Revelations

Lack of power is what we suffered from, when we come in. We’re told that we had to find a power greater than ourselves to solve our alcohol problem. That lack is only the beginning, but it is a beginning we have to make or we’ll perish in the bottle.

When I came in, I had a whole lot of things I had to learn. One of them was that I didn’t know that I didn’t know. I only thought I did. After all, I had been well educated in a lot of areas, particularly in theology and philosophy. So, I was convinced that I had a handle on the “God thing”. That’s when the 4th Chapt. opened my eyes. It was an area where I really believed I didn’t need help. I was to learn how wrong I was.

This is the point where I was to learn what the man, who went to Dr. Jung, learned. He had been a “religious” man; he had beliefs. But, like I was to find out for myself, that wasn’t enough. If I wanted to recover from my alcoholism, I was going to have to find a faith. I was to learn that there was a big difference between belief and faith. Further, I was to discover that for all my learning and belief, I was really an agnostic. What a revelation! It was to lead to a revolution and eventually an evolution.

But, if thought I was only powerless over alcohol, I was in for a surprise. The door was opened, my mind was to be slowly opened, and I was to learn how powerless I was over a host of things, including many of my character defects.

What I did learn, early on, was how I lacked discipline. And for all I thought I knew, I was to learn a whole new aspect on this matter of discipline. It didn’t mean, what I thought it meant. The word itself means to learn, not to be corrected in a punishing sense, as I thought. In a sense, I was to become a disciple. One who learns. And I had much to learn.

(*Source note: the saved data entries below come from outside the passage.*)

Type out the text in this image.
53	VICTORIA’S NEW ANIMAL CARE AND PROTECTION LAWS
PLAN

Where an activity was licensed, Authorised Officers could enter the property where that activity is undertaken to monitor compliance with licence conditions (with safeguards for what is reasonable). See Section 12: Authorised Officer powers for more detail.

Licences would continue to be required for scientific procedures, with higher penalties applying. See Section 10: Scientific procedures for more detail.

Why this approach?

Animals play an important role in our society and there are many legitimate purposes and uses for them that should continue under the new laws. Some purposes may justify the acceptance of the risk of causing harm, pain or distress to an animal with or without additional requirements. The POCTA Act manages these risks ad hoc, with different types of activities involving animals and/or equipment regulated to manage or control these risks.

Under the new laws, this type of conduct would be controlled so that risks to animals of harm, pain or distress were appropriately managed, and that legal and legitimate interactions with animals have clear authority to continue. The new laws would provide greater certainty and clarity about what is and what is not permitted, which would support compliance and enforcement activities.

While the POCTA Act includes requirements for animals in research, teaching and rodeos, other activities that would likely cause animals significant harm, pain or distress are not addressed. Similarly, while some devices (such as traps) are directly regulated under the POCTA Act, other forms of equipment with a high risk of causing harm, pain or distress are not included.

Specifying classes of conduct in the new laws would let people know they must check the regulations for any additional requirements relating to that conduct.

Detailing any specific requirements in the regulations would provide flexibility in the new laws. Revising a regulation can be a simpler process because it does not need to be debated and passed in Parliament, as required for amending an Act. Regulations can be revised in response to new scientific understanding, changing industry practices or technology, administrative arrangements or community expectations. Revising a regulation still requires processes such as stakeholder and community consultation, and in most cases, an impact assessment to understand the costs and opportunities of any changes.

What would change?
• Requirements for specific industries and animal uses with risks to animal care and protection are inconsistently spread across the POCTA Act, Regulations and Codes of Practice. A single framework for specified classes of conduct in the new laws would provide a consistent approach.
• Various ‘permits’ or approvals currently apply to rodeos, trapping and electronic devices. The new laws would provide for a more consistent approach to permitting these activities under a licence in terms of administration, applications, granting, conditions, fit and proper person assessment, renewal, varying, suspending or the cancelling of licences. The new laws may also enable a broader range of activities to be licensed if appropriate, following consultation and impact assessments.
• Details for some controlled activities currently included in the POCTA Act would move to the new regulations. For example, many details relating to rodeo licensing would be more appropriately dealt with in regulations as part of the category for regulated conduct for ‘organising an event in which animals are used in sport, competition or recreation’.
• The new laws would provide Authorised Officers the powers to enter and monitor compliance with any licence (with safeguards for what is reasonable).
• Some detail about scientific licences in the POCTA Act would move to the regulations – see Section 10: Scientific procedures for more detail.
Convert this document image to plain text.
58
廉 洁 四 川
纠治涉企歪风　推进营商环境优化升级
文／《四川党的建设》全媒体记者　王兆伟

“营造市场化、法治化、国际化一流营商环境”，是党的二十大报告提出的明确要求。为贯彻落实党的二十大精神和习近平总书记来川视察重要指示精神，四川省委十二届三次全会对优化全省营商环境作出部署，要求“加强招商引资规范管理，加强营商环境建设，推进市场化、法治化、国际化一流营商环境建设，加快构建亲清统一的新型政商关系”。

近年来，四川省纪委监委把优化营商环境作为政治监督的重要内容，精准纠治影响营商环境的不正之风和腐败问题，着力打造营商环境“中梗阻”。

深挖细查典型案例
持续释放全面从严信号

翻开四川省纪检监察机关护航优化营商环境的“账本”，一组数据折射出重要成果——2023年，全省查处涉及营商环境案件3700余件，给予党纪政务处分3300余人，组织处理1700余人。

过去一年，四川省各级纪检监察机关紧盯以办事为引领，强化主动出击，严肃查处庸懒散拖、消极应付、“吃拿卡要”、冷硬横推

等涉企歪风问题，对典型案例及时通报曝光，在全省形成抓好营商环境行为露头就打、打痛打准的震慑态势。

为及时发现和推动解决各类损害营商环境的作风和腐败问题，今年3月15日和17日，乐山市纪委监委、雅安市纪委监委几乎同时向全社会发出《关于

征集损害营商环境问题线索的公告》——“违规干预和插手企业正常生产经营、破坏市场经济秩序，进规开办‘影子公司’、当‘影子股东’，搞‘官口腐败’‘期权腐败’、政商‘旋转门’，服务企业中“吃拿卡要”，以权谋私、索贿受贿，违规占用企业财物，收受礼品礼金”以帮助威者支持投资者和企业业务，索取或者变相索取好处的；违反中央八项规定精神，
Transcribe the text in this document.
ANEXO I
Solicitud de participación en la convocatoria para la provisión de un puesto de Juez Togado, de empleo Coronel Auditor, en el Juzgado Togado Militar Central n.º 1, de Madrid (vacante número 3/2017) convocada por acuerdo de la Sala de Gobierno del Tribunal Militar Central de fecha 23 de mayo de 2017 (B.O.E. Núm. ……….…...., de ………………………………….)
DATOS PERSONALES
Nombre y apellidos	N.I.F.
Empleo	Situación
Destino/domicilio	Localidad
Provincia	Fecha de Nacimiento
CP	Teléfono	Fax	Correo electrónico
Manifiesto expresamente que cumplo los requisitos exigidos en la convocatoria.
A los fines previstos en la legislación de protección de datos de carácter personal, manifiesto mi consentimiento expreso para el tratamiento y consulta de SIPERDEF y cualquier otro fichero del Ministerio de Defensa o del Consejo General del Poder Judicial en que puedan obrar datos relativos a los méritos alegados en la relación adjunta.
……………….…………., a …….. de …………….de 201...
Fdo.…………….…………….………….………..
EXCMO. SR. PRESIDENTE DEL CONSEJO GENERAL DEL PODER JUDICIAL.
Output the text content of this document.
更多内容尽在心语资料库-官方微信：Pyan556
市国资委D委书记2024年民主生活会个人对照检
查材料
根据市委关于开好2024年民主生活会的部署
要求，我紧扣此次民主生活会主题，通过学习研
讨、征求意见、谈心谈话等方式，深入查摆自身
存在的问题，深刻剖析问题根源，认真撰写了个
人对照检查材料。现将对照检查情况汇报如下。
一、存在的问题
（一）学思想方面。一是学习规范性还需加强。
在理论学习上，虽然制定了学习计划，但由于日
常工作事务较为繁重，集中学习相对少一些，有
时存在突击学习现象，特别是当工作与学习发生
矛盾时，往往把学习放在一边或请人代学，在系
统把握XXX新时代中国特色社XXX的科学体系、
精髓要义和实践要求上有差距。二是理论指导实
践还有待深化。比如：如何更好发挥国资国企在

One thing I learned was that eventually I would have power. The power to help others. This is what I was thinking about today. I had to learn, as those who went before me were to learn, that it was possible to help another without taking on their burdens for them. I could easily get buried in that kind of experience. In fact I could become no help at all doing that. I can share but not carry the person to be helped. But just that can often be enough to open the doors for them. After all, I was to learn that all that awful stuff I went through before is pure gold and I’m to share the wealth.

Anyway, I was thinking about the Chapter “We Agnostics” this morning and going back and reading parts of it. I needed to remind myself of where I came from and what I have learned since coming in. It’s good to be refreshed. It makes me grateful for all that I have learned about what I didn’t know.